The Local Choice Statement:


“Ontario’s municipal elections often suffer from low levels of participation, low turnover and poor representation of women, visible minorities and tenants.

While cities and towns across North America are using innovative methods to make their local elections more participatory, diverse and fair, our cities and towns in Ontario are severely restricted by the Municipal Elections Act.

We propose that municipalities be given more choice, allowing them to customise their local elections based on local needs. Each Ontario municipality is unique and there is no ‘one size fits all’ solution.

We call on the Ontario government to create enabling legislation that gives more choice to Ontario’s municipalities while also laying down parameters to regulate any moves towards reform.

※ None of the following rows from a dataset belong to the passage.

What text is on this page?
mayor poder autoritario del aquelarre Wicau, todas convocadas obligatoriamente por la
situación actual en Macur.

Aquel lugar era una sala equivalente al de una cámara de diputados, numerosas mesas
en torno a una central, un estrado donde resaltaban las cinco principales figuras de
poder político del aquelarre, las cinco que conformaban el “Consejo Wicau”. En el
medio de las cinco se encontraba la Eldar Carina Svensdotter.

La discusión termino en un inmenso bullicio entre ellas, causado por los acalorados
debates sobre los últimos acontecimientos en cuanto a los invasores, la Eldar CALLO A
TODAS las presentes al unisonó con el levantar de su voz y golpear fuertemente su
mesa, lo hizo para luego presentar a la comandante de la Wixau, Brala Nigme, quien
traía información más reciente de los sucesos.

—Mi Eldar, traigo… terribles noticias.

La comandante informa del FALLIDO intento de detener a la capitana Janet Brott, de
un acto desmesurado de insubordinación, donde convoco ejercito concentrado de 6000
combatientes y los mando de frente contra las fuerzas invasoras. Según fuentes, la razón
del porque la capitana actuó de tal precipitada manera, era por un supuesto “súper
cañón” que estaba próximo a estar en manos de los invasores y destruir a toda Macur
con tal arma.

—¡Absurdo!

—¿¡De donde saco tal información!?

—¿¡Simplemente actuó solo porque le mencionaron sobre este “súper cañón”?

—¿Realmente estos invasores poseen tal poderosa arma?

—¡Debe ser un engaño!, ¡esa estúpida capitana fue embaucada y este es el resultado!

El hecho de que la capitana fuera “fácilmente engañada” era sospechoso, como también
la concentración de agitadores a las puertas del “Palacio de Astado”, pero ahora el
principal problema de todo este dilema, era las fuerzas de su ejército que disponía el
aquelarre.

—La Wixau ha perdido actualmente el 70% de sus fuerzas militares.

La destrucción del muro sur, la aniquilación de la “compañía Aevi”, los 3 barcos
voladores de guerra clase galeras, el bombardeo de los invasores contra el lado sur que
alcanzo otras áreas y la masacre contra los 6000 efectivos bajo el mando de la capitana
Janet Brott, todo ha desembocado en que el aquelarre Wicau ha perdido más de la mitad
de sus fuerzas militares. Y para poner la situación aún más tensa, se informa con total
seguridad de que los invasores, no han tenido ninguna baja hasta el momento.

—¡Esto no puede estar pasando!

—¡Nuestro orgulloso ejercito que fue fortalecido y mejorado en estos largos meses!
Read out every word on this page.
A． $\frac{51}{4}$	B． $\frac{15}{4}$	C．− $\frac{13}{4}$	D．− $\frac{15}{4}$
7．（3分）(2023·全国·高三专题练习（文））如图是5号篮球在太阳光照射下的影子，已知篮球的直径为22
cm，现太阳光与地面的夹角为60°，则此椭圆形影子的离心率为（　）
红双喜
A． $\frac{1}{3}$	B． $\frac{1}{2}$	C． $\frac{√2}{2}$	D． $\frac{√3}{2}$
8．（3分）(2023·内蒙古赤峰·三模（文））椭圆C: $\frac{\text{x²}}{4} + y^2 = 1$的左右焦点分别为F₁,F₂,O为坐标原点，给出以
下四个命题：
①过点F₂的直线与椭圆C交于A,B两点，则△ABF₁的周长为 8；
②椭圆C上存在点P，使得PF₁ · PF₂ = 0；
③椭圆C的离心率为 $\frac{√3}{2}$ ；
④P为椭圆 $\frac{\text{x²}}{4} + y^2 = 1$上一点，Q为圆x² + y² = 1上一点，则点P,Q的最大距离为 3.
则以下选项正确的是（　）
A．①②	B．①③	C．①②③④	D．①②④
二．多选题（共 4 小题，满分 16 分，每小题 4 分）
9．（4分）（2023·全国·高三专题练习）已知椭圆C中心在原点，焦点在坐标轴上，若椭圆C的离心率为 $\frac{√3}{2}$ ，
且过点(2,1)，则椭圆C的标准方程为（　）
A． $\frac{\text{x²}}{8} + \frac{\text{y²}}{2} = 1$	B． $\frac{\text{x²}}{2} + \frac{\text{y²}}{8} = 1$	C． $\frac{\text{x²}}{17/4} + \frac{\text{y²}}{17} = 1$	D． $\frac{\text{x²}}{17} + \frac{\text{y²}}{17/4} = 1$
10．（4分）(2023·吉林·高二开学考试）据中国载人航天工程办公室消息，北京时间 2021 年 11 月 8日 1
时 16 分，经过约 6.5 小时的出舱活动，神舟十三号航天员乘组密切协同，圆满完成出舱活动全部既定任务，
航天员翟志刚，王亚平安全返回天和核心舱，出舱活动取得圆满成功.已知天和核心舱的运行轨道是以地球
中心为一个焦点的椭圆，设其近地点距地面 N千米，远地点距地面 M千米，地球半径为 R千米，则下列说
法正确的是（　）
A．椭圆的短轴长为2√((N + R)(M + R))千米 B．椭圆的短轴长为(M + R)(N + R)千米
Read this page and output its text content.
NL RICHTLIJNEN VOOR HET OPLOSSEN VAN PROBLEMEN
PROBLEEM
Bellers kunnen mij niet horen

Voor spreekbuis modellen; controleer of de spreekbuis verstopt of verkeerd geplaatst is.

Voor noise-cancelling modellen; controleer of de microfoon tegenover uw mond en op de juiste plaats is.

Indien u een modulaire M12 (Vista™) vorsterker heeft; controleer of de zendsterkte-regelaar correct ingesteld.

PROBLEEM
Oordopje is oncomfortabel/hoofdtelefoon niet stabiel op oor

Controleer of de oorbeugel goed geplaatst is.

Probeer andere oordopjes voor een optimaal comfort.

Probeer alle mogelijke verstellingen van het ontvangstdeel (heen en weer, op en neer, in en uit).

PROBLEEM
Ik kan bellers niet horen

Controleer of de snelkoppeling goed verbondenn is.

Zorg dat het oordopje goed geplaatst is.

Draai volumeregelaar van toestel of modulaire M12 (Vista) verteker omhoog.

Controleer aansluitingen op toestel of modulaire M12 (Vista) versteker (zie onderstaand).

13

The legislation would provide new regulations for tools such as runoff voting, municipal parties, single transferable vote, pre-election contribution disclosure, weekend voting, neighbourhood borough councils or others.

No municipality should be forced to change its system and we are not advocating for any specific reform. This legislation would simply provide local Councils with options, enabling them to open the door to local democratic renewal and to choose the system that best fits the unique needs of their community.”

5 comments:

Raymond said...

Regional representation might also go into the mix of electoral design considerations for Toronto.

It can be argued that North York, Scarborough, Etobicoke (Toronto West), and Downtown Toronto all have their unique representation needs.

Wilf Day said...
This comment has been removed by the author.
Wilf Day said...

Yes, Raymond, Toronto has “community councils” for North York, Scarborough, Etobicoke-York, and Toronto & East York. But they are really just committees of Council, with the same councillors.

If I lived in Toronto, I suspect I’d be more interested in Montreal’s strong-borough system. The City of Montreal is divided into 19 boroughs ranging in population from 17,500 to 163,000. Each borough has a directly elected mayor and its own council which consists of all the city councillors with districts within the borough. In some boroughs there are also specially elected councillors who sit only on the borough council and not of the main city council (generally smaller boroughs whose populations only warrant one or two councillors on the main city council). Many of the boroughs were once independent municipalities that were joined with Montreal during the municipal mergers of the early 2000’s.

One similar proposal was that, to work properly, Toronto needs to decentralize to eight to ten boroughs with populations of fewer than 300,000 and with boundaries that respect Toronto’s subcommunities.

I can imagine five-seater STV wards following somewhat similar communities.

But since the present 44 wards simply split federal/provincial ridings in half, if Toronto is about to get 24 MPs, will that mean 48 councillors? So I’ll stop speculating for the moment.

Jim Rootham said...

Wilf, I'm a little confused about Dublin, I thought it had ~one million residents. Is that greater Dublin and the city proper is smaller?

Wilf Day said...

Yes, Jim: Greater Dublin is governed by the Dublin Regional Authority and has 1,187,176 residents. The members of the Regional Authority are not directly elected, but nominated from among the elected members of the City Council and three abutting County Councils.